Impactos da terceirização

O projeto Parceiro da Escola, aprovado em menos de uma semana na Assembleia Legislativa, prevê a terceirização das gestões administrativa e de infraestrutura das escolas públicas estaduais. Duzentas e quatro estão na lista das primeiras privatizações, mas a lei não estabelece limites.

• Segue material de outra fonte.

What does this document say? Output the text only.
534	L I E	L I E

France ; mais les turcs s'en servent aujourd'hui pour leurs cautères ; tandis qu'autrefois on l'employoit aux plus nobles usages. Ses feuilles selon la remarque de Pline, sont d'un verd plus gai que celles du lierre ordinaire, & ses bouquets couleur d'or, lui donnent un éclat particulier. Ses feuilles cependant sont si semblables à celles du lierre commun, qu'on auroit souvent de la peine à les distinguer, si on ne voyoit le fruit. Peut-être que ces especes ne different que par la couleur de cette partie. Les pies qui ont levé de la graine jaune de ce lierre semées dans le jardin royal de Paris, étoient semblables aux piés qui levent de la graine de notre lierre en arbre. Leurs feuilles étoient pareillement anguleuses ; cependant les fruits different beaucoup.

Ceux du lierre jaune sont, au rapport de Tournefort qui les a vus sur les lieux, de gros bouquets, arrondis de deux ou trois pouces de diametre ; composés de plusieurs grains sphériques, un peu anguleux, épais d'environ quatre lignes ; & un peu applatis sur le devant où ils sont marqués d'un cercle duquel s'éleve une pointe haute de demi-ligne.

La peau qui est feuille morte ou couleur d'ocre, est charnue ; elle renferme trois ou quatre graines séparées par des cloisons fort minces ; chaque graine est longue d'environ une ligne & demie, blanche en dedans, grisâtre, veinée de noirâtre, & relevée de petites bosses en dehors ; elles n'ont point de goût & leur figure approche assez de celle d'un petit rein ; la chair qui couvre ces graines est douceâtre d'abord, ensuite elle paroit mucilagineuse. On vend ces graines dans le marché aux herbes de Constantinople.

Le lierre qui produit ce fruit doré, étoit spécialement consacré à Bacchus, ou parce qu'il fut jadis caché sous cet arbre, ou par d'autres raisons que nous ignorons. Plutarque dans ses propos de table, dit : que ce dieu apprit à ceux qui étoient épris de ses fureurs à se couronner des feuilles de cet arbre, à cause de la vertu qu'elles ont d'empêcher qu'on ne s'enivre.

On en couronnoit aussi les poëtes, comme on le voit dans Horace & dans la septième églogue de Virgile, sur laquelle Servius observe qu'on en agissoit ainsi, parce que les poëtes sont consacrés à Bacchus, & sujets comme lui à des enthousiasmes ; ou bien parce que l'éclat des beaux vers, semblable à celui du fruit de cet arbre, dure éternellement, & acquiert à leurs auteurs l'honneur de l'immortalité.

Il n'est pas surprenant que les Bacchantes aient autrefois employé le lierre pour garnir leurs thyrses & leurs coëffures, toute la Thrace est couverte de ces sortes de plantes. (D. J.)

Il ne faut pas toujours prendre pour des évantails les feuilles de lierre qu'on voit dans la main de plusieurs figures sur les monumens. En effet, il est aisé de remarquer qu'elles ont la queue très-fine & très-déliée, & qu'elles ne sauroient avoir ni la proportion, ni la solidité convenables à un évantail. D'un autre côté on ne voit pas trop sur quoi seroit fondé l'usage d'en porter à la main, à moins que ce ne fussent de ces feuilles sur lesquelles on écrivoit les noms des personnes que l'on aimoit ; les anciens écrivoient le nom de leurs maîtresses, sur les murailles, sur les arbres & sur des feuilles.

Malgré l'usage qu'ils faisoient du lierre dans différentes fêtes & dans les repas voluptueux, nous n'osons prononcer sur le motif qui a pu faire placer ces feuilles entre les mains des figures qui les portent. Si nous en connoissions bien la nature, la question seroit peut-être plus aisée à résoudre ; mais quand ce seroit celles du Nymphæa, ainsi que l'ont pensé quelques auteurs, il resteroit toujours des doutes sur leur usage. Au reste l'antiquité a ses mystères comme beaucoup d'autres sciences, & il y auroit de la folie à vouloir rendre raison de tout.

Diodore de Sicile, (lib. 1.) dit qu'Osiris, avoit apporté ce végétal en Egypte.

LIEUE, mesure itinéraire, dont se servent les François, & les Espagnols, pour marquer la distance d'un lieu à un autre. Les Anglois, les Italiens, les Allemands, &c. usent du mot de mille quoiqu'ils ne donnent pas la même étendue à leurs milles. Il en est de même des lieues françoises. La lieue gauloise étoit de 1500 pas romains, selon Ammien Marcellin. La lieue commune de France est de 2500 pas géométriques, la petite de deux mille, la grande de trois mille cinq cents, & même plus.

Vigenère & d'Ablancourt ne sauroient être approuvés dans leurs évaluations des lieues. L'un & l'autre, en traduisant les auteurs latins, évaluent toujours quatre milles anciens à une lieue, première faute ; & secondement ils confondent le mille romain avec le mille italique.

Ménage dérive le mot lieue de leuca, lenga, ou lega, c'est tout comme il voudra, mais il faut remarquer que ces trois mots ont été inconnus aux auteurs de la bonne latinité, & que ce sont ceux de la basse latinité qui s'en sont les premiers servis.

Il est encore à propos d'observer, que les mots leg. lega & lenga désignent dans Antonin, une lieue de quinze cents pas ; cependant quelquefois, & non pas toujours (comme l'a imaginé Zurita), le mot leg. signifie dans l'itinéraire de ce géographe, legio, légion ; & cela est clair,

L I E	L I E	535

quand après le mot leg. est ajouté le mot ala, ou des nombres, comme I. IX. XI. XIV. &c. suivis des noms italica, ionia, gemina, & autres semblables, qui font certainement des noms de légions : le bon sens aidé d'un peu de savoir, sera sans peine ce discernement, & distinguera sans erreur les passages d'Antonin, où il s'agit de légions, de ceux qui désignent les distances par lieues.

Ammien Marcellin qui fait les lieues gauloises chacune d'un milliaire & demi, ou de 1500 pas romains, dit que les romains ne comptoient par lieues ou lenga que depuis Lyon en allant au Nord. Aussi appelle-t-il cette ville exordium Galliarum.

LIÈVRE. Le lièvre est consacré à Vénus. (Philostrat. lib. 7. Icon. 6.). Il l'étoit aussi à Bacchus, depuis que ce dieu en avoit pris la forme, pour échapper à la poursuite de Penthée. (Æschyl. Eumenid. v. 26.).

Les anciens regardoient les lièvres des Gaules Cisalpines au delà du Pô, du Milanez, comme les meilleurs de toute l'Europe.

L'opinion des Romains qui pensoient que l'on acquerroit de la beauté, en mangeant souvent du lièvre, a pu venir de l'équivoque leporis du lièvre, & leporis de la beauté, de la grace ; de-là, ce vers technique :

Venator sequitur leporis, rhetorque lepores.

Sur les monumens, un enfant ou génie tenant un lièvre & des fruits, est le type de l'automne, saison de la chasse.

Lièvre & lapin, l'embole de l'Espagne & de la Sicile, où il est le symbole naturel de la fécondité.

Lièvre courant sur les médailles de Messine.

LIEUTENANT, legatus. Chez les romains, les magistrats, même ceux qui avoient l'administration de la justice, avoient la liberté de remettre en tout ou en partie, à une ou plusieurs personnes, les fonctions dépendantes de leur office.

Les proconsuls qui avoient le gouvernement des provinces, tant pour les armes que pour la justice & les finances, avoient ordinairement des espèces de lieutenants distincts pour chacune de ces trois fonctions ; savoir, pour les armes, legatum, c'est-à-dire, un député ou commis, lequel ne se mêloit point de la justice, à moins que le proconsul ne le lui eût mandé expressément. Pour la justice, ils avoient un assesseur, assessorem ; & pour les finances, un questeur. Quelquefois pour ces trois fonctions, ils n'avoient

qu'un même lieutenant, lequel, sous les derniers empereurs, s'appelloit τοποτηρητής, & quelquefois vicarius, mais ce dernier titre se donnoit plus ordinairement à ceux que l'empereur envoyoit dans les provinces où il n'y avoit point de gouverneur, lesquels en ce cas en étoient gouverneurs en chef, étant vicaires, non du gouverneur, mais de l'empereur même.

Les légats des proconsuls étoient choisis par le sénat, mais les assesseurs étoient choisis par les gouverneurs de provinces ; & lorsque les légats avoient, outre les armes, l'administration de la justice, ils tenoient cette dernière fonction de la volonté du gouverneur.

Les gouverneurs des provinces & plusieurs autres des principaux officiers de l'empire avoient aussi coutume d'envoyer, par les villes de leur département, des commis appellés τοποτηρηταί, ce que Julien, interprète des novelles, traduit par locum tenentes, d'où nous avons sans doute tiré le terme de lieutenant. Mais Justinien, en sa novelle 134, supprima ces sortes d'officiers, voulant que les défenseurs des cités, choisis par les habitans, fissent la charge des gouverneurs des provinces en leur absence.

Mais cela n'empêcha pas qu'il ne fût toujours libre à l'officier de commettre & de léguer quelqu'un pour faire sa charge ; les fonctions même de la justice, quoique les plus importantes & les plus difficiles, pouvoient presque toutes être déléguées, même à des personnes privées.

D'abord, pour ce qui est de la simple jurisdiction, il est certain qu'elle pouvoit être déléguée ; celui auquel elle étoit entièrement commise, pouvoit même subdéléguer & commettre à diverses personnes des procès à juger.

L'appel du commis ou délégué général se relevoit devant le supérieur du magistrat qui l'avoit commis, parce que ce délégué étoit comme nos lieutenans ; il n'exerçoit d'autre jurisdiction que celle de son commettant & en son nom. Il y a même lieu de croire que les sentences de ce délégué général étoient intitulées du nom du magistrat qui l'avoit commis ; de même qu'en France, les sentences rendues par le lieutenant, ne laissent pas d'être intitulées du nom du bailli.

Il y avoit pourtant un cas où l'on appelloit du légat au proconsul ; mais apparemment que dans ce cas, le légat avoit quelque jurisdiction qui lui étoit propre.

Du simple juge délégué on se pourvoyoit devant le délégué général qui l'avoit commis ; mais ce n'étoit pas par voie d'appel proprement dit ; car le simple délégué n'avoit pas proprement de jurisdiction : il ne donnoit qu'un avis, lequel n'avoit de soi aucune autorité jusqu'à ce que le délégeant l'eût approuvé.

Ato de professores em Londrina contra a terceirização/Filipe Barbosa
LONDRINA (PR), 04/06/2024 – GREVE / PRIVATIZAÇÃO / ESCO

“Por isso vejo a necessidade de se pensar em um projeto de lei, ou uma PEC, que vete o avanço desse movimento privatista no âmbito da educação brasileira. Não porque toda parceria público-privada é essencialmente ruim, mas, nesse caso especificamente, no contexto da educação pública, a terceirização tenderá a impactar direitos fundamentais de estudantes e professores”, declara o professor Guilherme Fonseca.

Para ele, a eficiência atribuída ao setor privado pode vir da redução de custos. E isso impacta diretamente nas condições de trabalho. “De onde viria a eficiência da gestão privada, da redução de custos? De pessoal? Se é pessoal, é precarização das relações de trabalho, redução de pessoal, aumento de carga horária, perda de hora-atividade, ou medida de exclusão, talvez (como abertura de mão de professores de apoio). Tudo isso seria uma gestão eficiente?”, questiona.

Lei federal se sobrepõe à estadual

De acordo com a advogada Paula Vicente, de Londrina, uma lei federal se sobreporia à estadual aprovada, ainda que posterior. “Ela precisa especificar a reversão (da lei estadual), mas sim, ela derruba.”

Impactos pedagógicos

Outro aspecto de alerta da terceirização, para o professora Guilherme Fonseca, é a falta de liberdade pedagógica, ainda que o projeto não fale de concessão dessas atividades ao setor privado.

“Não há como separar uma gestão técnica de aspectos pedagógicos, são pautas indissociáveis. Por exemplo: metas impostas pela empresa para professores, necessariamente impactará no modo como nós daremos aula. E são lógicas distintas que se operacionalizam aqui, porque a lógica do privado é a lógica do lucro, enquanto a lógica do público é a constitucional”.